Mengantisipasi maraknya kekerasan seksual terhadap anak, Presiden Jokowi Rabu siang (25/5) mengeluarkan Perppu baru yang disertai pemberatan hukuman, antara lain kebiri dan pemasangan alat deteksi elektronik.

Keluarga dan sahabat yang menjenguk gadis kecil berusia enam tahun yang mengalami pendarahan hebat di ruang Cendrawasih RSUD Sorong – Papua akibat perkosaan, tidak pernah menyangka bahwa pelaku adalah keluarga dekat korban. Terlebih karena kakek dan nenek korban yang selama ini merawat gadis kecil itu menyambut setiap orang yang menjenguk dengan wajah duka dan bahkan tangis.

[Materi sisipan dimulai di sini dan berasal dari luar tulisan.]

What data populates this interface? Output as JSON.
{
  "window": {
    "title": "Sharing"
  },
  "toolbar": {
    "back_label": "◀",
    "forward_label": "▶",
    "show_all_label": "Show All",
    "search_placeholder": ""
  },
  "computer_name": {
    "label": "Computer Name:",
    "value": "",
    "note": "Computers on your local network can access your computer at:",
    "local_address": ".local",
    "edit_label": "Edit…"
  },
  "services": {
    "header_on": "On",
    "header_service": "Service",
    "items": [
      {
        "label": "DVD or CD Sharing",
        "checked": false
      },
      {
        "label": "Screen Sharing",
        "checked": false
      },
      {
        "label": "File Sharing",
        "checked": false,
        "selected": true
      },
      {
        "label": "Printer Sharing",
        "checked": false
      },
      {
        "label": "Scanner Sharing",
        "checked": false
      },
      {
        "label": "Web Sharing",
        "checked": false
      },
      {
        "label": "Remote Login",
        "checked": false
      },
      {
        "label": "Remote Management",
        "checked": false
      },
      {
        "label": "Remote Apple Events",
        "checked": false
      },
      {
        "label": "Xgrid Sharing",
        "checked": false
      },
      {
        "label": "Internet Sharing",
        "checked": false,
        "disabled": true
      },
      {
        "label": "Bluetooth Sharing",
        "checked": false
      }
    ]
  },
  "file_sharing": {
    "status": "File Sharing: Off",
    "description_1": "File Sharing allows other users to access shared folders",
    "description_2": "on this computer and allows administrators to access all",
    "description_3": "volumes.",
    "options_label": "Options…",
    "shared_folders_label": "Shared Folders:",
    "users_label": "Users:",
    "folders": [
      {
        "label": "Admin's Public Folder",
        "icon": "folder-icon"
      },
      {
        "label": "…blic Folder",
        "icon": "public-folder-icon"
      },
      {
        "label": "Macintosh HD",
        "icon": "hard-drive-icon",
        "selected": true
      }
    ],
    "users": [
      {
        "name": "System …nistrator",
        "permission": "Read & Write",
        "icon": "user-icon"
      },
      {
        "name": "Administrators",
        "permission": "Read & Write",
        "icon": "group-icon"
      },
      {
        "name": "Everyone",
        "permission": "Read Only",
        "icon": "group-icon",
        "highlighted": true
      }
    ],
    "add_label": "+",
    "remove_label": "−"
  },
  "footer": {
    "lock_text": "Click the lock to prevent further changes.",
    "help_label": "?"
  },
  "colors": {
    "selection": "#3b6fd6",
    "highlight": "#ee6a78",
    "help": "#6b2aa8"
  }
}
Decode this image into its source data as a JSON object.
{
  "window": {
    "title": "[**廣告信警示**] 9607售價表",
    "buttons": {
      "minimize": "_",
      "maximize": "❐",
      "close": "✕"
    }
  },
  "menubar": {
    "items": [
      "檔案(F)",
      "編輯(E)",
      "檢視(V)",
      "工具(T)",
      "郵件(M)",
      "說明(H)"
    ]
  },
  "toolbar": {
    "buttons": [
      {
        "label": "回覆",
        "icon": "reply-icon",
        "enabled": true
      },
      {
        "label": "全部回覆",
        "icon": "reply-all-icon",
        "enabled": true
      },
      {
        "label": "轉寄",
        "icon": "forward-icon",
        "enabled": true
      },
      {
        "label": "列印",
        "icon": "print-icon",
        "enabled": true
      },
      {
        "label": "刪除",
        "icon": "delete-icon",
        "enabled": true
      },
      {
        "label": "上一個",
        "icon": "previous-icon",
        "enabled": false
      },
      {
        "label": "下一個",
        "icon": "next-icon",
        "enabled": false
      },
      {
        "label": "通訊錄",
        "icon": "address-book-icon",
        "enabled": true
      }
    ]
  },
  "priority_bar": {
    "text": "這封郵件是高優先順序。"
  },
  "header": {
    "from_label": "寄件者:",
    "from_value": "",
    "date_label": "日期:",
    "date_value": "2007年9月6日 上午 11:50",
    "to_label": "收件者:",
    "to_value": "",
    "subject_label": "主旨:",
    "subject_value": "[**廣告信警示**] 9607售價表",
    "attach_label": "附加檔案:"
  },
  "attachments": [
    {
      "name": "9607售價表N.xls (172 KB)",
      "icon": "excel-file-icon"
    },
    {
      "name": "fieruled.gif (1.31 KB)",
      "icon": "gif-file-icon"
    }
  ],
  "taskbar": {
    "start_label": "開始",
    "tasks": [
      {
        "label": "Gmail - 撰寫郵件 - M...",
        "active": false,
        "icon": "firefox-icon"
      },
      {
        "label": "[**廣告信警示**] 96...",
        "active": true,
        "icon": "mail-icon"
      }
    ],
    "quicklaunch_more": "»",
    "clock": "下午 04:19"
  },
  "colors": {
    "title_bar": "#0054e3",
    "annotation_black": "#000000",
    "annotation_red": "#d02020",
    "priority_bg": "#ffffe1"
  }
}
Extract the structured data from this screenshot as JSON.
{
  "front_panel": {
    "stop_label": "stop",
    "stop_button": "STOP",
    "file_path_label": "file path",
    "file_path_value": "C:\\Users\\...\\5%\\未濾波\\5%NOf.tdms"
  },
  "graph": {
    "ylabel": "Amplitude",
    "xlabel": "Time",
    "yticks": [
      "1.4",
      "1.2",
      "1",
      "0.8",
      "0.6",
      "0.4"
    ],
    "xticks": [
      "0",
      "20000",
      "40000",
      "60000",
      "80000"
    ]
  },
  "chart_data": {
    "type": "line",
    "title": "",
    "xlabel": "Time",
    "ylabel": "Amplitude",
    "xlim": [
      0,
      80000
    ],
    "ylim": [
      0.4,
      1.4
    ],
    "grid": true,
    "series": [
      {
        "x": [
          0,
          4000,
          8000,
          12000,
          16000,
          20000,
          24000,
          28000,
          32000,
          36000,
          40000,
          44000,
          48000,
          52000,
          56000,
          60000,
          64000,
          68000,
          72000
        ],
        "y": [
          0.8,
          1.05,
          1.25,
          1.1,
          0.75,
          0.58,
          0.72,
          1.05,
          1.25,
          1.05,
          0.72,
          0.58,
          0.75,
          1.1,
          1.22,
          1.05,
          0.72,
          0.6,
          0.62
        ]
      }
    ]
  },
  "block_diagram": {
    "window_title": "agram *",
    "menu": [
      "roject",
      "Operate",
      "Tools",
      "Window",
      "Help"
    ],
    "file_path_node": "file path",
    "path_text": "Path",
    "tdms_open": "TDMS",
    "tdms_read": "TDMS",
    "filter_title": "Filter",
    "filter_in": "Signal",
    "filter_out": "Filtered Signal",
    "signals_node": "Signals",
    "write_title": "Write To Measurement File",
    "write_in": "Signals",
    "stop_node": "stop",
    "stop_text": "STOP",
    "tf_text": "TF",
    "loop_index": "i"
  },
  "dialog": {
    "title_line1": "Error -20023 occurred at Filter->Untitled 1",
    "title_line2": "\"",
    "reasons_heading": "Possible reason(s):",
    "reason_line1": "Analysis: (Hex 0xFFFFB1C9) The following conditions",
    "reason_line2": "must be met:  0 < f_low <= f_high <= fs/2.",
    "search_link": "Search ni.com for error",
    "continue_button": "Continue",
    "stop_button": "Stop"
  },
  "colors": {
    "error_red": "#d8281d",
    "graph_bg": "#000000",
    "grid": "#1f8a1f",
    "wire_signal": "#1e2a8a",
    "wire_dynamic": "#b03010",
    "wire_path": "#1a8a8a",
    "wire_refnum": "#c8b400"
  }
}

Dua Anak yang Diperkosa Kakeknya di Sorong Menderita Pendarahan Hebat

Keadaan berubah seratus delapan puluh derajat ketika korban pemerkosaan lain yang berusia 10 tahun, yang juga kakak gadis kecil itu, mengaku bahwa pelaku pemerkosanya adalah kakek mereka sendiri. Dengan terbata-bata ia menuturkan kepada tetangga yang membawa mereka ke rumah sakit bagaimana sang kakek melakukan perbuatan bejat itu Sabtu lalu (21/5) dan sang nenek kebingungan meminta tetangga membawa mereka ke rumah sakit hari Selasa (24/5) karena pendarahan hebat. Anita Rahayu – Ketua Wilayah Perempuan Bangsa PKB menyampaikan hal ini kepada VOA melalui telfon Rabu pagi (25/5).

“Begitu mendengar laporan ini kami langsung mendesak aparat untuk mengambil tindakan dan membawanya ke ranah hukum, tidak sekedar menyelesaikannya dengan cara kekeluargaan. Saat ini pelaku sudah diamankan polisi. Menurut kakak korban, sang nenek menutup-nutupi kasus ini karena takut dan juga malu, karena pelakunya adalah suaminya. Padahal mereka berdua sudah merawat cucu-cucu ini sejak masih kecil,” tutur Anita.

Kekerasan Seksual terhadap Anak Makin Marak

Ini adalah kasus perkosaan terbaru yang dilaporkan setelah serangkaian perkosaan terhadap anakmarak akhir-akhir ini. Tentu belum hilang dari ingatan kita tentang kasus perkosaan dan pembunuhan YY – siswi SMP berusia 14 tahun di Bengkulu yang diperkosa 14 remaja pertengahan April lalu, atau perkosaan 58 anak di bawah umur oleh Sonny Sandra – seorang pengusaha di Kediri, Jawa Timur. Ini belum termasuk laporan perkosaan beramai-ramai yang dilaporkan terjadi di Manado, Sulawesi Utara dan Tangerang yang hingga kini masih dalam proses penyelidikan.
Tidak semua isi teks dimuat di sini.